「電視裡會播。」
「不過或許還真是你說的這麼回事兒,」高澤琛猶豫了一下,「我悄悄告訴你吧,前陣子顧老爺子和聞景可是大吵了一架,原因我不知道,但時間就是你們新婚那天晚上。」
「是麼。」傅斯舟微抿起唇。
「你可得趕緊緩和你們之間的關係了,在任評議員對你能不能當選可是有一定的話語權的。」高澤琛提醒他,「對了,今晚他也會來,我可以幫你引見一下。」
「那就麻煩你了。」傅斯舟抱起手臂。
今晚他們出席的晚會紀念的是聯盟成立的日子。數年前的今天,辛利亞大陸的三十餘個國家,組成了政治、經濟、軍事都高度統一的亞聯盟。

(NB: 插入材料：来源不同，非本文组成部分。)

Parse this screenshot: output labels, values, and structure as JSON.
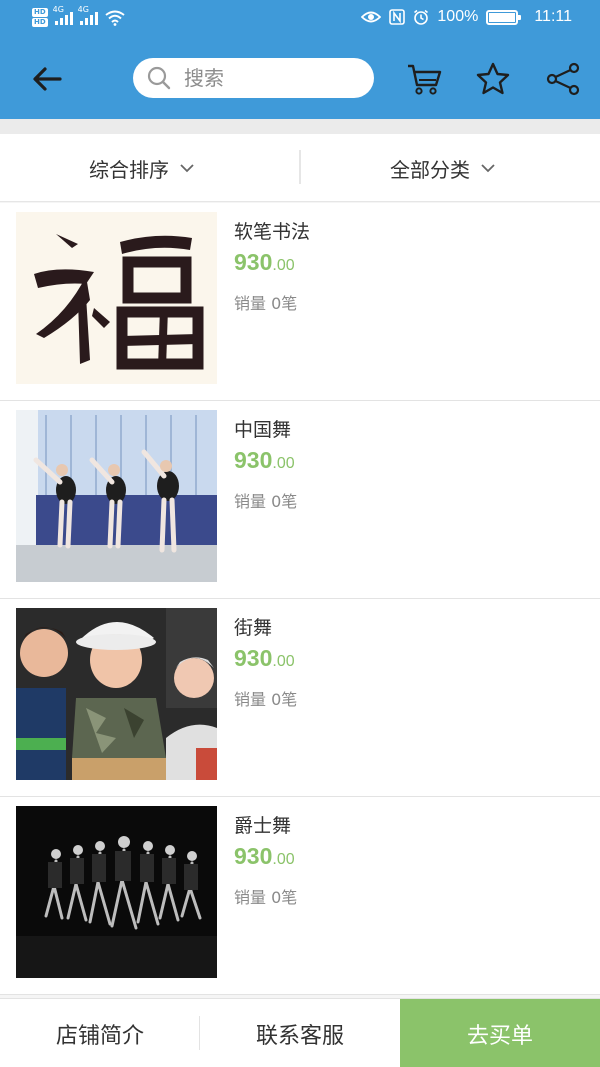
{
  "status_bar": {
    "network_1": "4G",
    "network_2": "4G",
    "battery": "100%",
    "time": "11:11"
  },
  "header": {
    "search_placeholder": "搜索",
    "icons": [
      "back-arrow-icon",
      "search-icon",
      "cart-icon",
      "star-icon",
      "share-icon"
    ]
  },
  "filters": {
    "sort_label": "综合排序",
    "category_label": "全部分类"
  },
  "products": [
    {
      "title": "软笔书法",
      "price_int": "930",
      "price_dec": ".00",
      "sales": "销量 0笔"
    },
    {
      "title": "中国舞",
      "price_int": "930",
      "price_dec": ".00",
      "sales": "销量 0笔"
    },
    {
      "title": "街舞",
      "price_int": "930",
      "price_dec": ".00",
      "sales": "销量 0笔"
    },
    {
      "title": "爵士舞",
      "price_int": "930",
      "price_dec": ".00",
      "sales": "销量 0笔"
    }
  ],
  "bottom_bar": {
    "shop_intro": "店铺简介",
    "contact_service": "联系客服",
    "buy": "去买单"
  },
  "colors": {
    "header_blue": "#3f9ad9",
    "price_green": "#8bc36a",
    "buy_green": "#8bc36a"
  }
}
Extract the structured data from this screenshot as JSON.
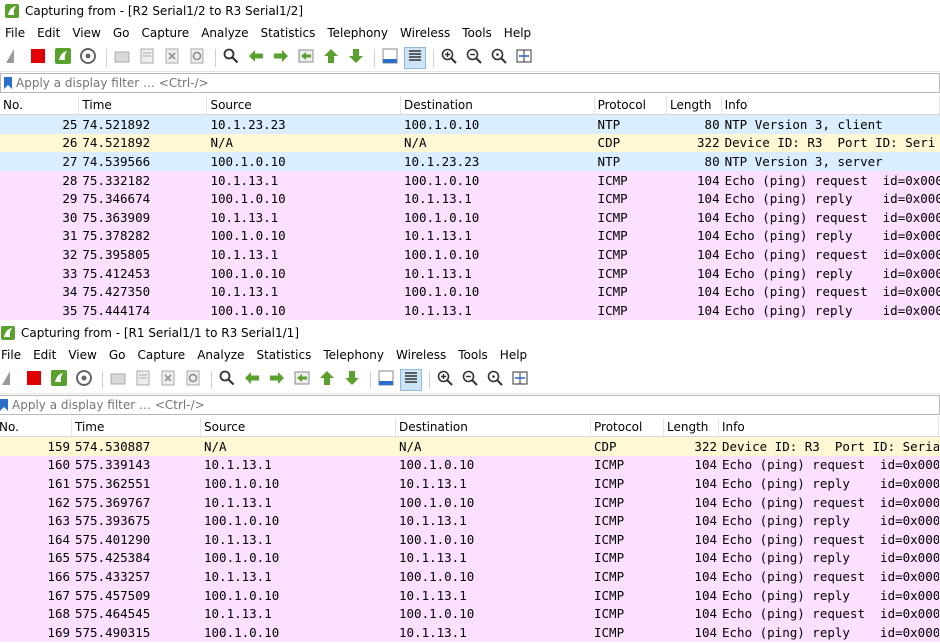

阮綏音就是晚會演出嘉賓之一,傅斯舟則是前排的觀看嘉賓,作為伴侶本該一起出席,但由於阮綏音作為演出嘉賓需要在中午便早早抵達這裡進行最後一輪彩排並做演出準備,傅斯舟便只是在晚上才與好友高澤琛一起入場。
晚會是全程直播,開始前兩個小時,做好妝造的阮綏音被請到了場上走最後一次台,確認鏡頭、耳返、走位等一系列繁雜事項完備。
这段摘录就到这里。